Negosiator Perdagangan Ahli Madya di Kementerian Perdagangan Angga Handian Putra menjelaskan kebijakan kemasan polos menawarkan tantangan yang kompleks bagi Indonesia. Dia menjelaskan, kebijakan ini perlu dievaluasi secara menyeluruh agar tidak mengganggu perdagangan dan hak pemegang merek.
“Walaupun belum dilibatkan secara resmi, kita akan proaktif menghubungi unit terkait di Kementerian Kesehatan yang menangani ini. Secara regulasi kan artinya kemasan polos ini berbenturan dengan hak cipta dan merek dagang,” jelasnya dikutip Jumat (20/9/2024).
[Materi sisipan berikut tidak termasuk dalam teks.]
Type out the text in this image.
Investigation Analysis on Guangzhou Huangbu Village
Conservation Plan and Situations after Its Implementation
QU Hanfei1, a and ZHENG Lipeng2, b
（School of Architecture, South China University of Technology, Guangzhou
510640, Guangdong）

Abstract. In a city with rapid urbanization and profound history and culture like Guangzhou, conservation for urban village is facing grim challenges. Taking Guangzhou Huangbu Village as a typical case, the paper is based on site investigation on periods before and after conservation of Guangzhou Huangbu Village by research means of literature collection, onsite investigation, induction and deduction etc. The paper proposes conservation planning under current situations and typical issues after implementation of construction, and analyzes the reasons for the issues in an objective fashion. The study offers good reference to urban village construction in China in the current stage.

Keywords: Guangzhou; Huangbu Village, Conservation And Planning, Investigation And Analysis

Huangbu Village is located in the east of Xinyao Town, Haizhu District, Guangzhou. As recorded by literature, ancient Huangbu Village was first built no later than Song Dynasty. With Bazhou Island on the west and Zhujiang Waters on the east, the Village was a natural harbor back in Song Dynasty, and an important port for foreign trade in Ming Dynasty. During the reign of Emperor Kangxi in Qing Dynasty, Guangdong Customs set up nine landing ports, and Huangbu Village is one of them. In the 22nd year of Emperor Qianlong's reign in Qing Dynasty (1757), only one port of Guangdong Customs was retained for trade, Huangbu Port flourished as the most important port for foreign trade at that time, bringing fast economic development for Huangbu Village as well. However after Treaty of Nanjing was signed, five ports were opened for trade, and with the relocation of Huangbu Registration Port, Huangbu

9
Indonesia, bersama Honduras, Republik Dominika, dan Kuba, telah menggugat kebijakan kemasan rokok polos Australia ke WTO pada 1 Juni di Jenewa. Ironisnya, kini Kementerian Kesehatan berencana mengeluarkan Rancangan Peraturan Menteri Kesehatan (RPermenkes) yang mengatur kemasan polos untuk semua produk tembakau, termasuk rokok elektronik, berdasarkan PP No. 28/2024 yang baru disahkan.
Kemasan rokok polos terdiri dari kotak berwarna seragam dengan peringatan kesehatan, tanpa logo atau jenis huruf khas merek, yang menyulitkan perokok dalam menemukan produk sesuai preferensi mereka.
Menurutnya, penting untuk memastikan bahwa merek dagang tetap digunakan, karena merek berfungsi sebagai daya pembeda produk tembakau, membantu konsumen memilih antara produk premium dan non-premium, serta mencegah perdagangan ilegal dan pemalsuan.